Empat tahun berikutnya sudah ada RCTI, SCTV dan TPI (sekarang MNCTV). Kala itu juga TVRI sudah bukan satu-satunya stasiun televisi di Indonesia. Perlahan pamornyapun pudar, kalah mentereng oleh stasiun televisi swasta yang punya program acara lebih modern, santai dan memikat. Pelan-pelan TVRI mulai terlihat sangat jadul, formil dan ketinggalan jaman. Persis gaya sebagian besar abdi pemerintah.
Tahun ini TVRI berumur 51 tahun. Memang sangat renta bila dibandingkan stasiun televisi swasta lainnya. Saya juga sudah sangat jarang menonton TVRI, paling hanya ketika menjelang adzan maghrib di bulan Ramadhan kemarin. Setahu saya stasiun televisi ini mulai berbenah, mulai meremajakan program acaranya agar tidak terkesan ketinggalan jaman meski saya masih sering memergoki acara talkshow yang studionya mengingatkan saya pada masa dekade 80an.
Kalau mau jujur, banyak acara bermutu di TVRI. Acara yang tidak hanya mengumbar isu murahan, komedi rendahan atau aksi anak alay seperti di beberapa stasiun televisi swasta. Hanya saja kemasannya memang masih perlu banyak pembenahan karena bagaimanapun? kemasan sangat menentukan.

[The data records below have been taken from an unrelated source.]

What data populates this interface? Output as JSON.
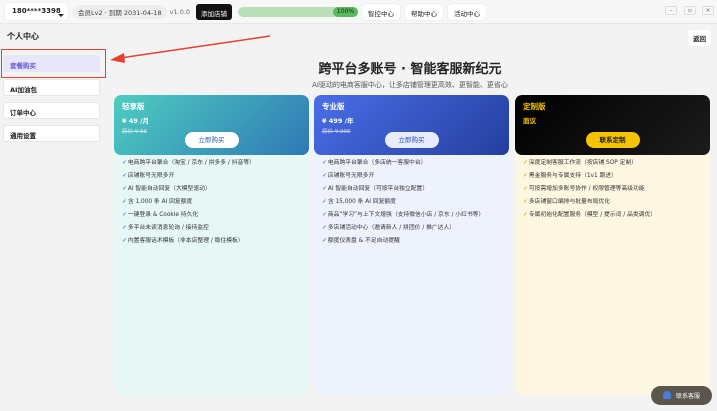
{
  "topbar": {
    "account": "180****3398",
    "member": "会员Lv2 · 到期 2031-04-18",
    "version": "v1.0.0",
    "add_shop": "添加店铺",
    "progress_label": "100%",
    "progress": 100,
    "nav": [
      "智控中心",
      "帮助中心",
      "活动中心"
    ],
    "window_controls": [
      "–",
      "▫",
      "×"
    ]
  },
  "sidebar": {
    "title": "个人中心",
    "items": [
      {
        "label": "套餐购买",
        "active": true
      },
      {
        "label": "AI加油包"
      },
      {
        "label": "订单中心"
      },
      {
        "label": "通用设置"
      }
    ]
  },
  "main": {
    "back": "返回",
    "headline": "跨平台多账号 · 智能客服新纪元",
    "subtitle": "AI驱动的电商客服中心，让多店铺管理更高效、更智能、更省心"
  },
  "plans": [
    {
      "name": "轻享版",
      "price": "¥ 49 /月",
      "original": "原价 ¥ 69",
      "button": "立即购买",
      "features": [
        "电商跨平台聚合（淘宝 / 京东 / 拼多多 / 抖音等）",
        "店铺账号无限多开",
        "AI 智能自动回复（大模型驱动）",
        "含 1,000 条 AI 回复额度",
        "一键登录 & Cookie 持久化",
        "多平台未读消息轮询 / 接待监控",
        "内置客服话术模板（非本店整理 / 稳住模板）"
      ]
    },
    {
      "name": "专业版",
      "price": "¥ 499 /年",
      "original": "原价 ¥ 999",
      "button": "立即购买",
      "features": [
        "电商跨平台聚合（多店统一客服中台）",
        "店铺账号无限多开",
        "AI 智能自动回复（可按平台独立配置）",
        "含 15,000 条 AI 回复额度",
        "商品“学习”与上下文增强（支持微信小店 / 京东 / 小红书等）",
        "多店铺活动中心（邀请新人 / 拼团价 / 推广达人）",
        "额度仪表盘 & 不足自动提醒"
      ]
    },
    {
      "name": "定制版",
      "price": "面议",
      "button": "联系定制",
      "features": [
        "深度定制客服工作流（按店铺 SOP 定制）",
        "黑金服务与专属支持（1v1 跟进）",
        "可按需增加多账号协作 / 权限管理等高级功能",
        "多店铺窗口编排与批量布局优化",
        "专属初始化配置服务（模型 / 提示词 / 品类调优）"
      ]
    }
  ],
  "fab": {
    "label": "联系客服"
  },
  "colors": {
    "highlight": "#e8402e",
    "light": "#3fc6bd",
    "pro": "#3653c9",
    "custom_accent": "#f5c400"
  }
}
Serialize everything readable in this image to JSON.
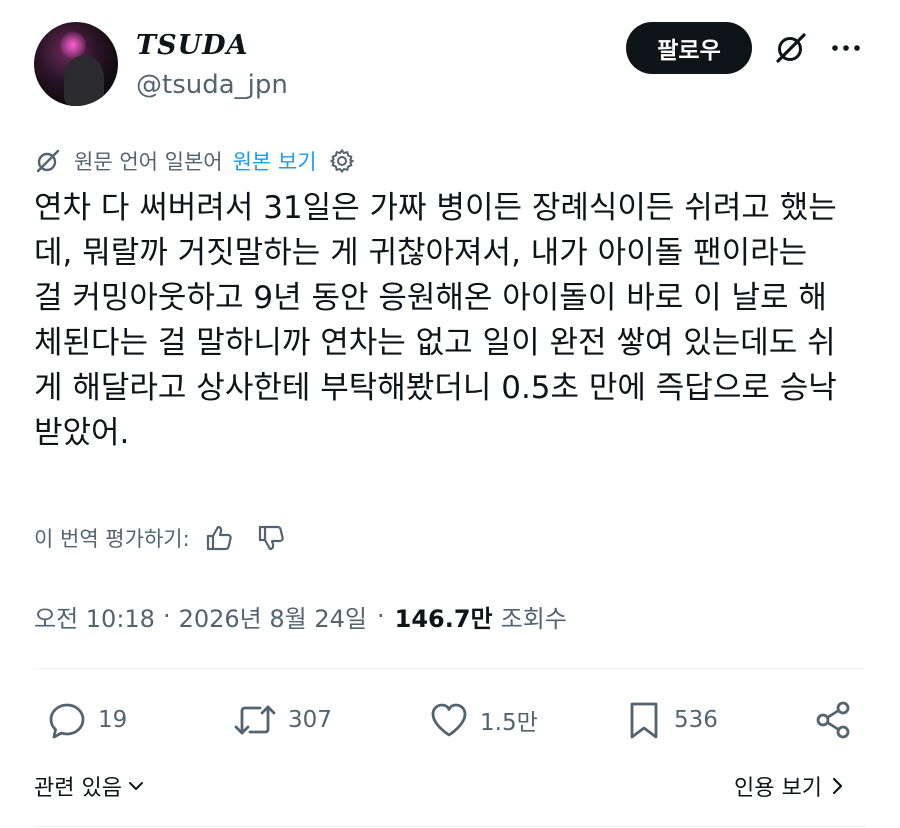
{
  "author": {
    "display_name": "TSUDA",
    "handle": "@tsuda_jpn"
  },
  "follow_button": "팔로우",
  "translation": {
    "original_language_label": "원문 언어 일본어",
    "view_original_link": "원본 보기",
    "rate_prompt": "이 번역 평가하기:"
  },
  "tweet": {
    "lines": [
      "연차 다 써버려서 31일은 가짜 병이든 장례식이든 쉬려고 했는",
      "데, 뭐랄까 거짓말하는 게 귀찮아져서, 내가 아이돌 팬이라는",
      "걸 커밍아웃하고 9년 동안 응원해온 아이돌이 바로 이 날로 해",
      "체된다는 걸 말하니까 연차는 없고 일이 완전 쌓여 있는데도 쉬",
      "게 해달라고 상사한테 부탁해봤더니 0.5초 만에 즉답으로 승낙",
      "받았어."
    ]
  },
  "meta": {
    "time": "오전 10:18",
    "date": "2026년 8월 24일",
    "views_count": "146.7만",
    "views_label": "조회수"
  },
  "actions": {
    "replies": "19",
    "reposts": "307",
    "likes": "1.5만",
    "bookmarks": "536"
  },
  "footer": {
    "related": "관련 있음",
    "quotes": "인용 보기"
  },
  "colors": {
    "link": "#1d9bf0",
    "text": "#0f1419",
    "secondary": "#536471"
  }
}
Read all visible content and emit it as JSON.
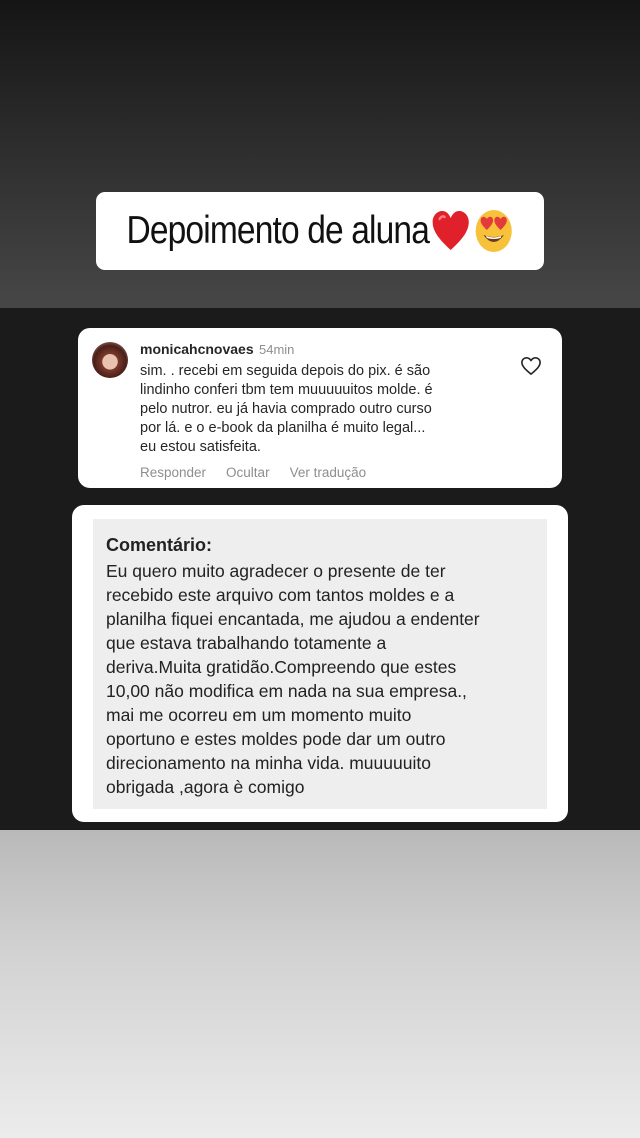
{
  "story": {
    "title": "Depoimento de aluna"
  },
  "comment": {
    "username": "monicahcnovaes",
    "time": "54min",
    "text": "sim. . recebi  em seguida depois do pix. é são\nlindinho  conferi tbm tem muuuuuitos molde. é\npelo nutror. eu já havia comprado  outro curso\npor lá.  e o e-book da planilha é muito legal...\neu estou satisfeita.",
    "actions": {
      "reply": "Responder",
      "hide": "Ocultar",
      "translate": "Ver tradução"
    },
    "icons": {
      "like": "heart-outline-icon"
    }
  },
  "feedback": {
    "heading": "Comentário:",
    "body": "Eu quero muito agradecer o presente de ter\nrecebido este arquivo com tantos moldes e a\nplanilha fiquei encantada, me ajudou a endenter\nque estava trabalhando totamente a\nderiva.Muita gratidão.Compreendo que estes\n10,00 não modifica em nada na sua empresa.,\nmai me ocorreu em um momento muito\noportuno e estes moldes pode dar um outro\ndirecionamento na minha vida. muuuuuito\nobrigada ,agora è comigo"
  },
  "colors": {
    "accent_heart": "#e0202a",
    "emoji_face": "#f7c23a"
  }
}
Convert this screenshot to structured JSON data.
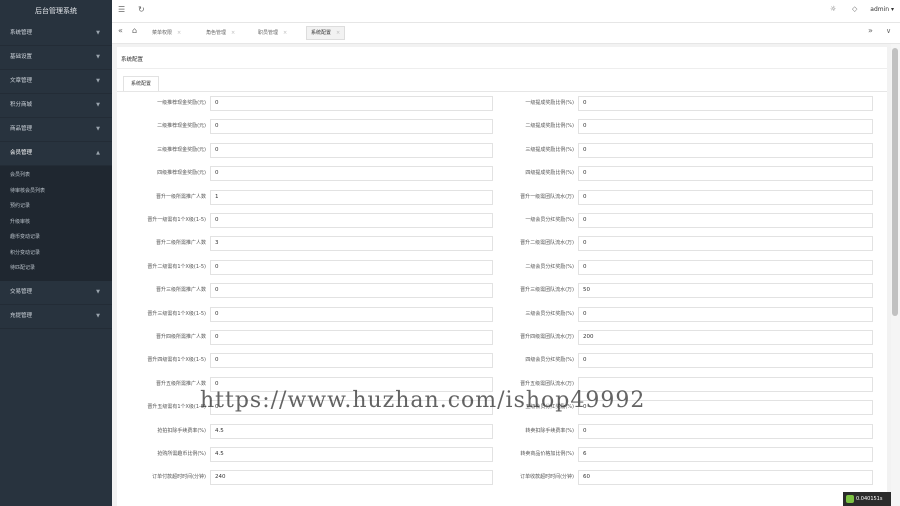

Selamat ulang tahun TVRI yang ke-51. Ada banyak ragam kenangan yang dibawa TVRI dalam kehidupan saya, separuhnya bahkan sangat mempengaruhi. Semoga TVRI bisa tetap bertahan dan bisa mencari terobosan baru untuk bersaing dengan stasiun televisi lain yang ada di Indonesia. Sekali lagi, selamat ulang tahun TVRI. [dG]
wah masih inget momentum siaran TVRI ya Daeng, jadi mengingat-ingat momen TVRI hihihi … kapan-kapan aku posting juga ah ^^
haha, iyya dong..
maklum bertahun2 cuma dapat TVRI.
Iyaa Bener setuju banget Mas.. Udah seharusnya TVRI itu dikemas ulang kalau masih mau tetap eksis.. Kasihan lihatnya kayak orang gak pernah mandi ibaratnya.. hehehe
ada yang tahu film-film tengah malam tahun 1985 hingga 1987
pengen nonton lagi soalnya waktu kecil dulu tuh film pengen saya tonton
tapi or tu ga izinin krn waktu dah terlalu malam untuk anak kecil….
mohon infonya plisss….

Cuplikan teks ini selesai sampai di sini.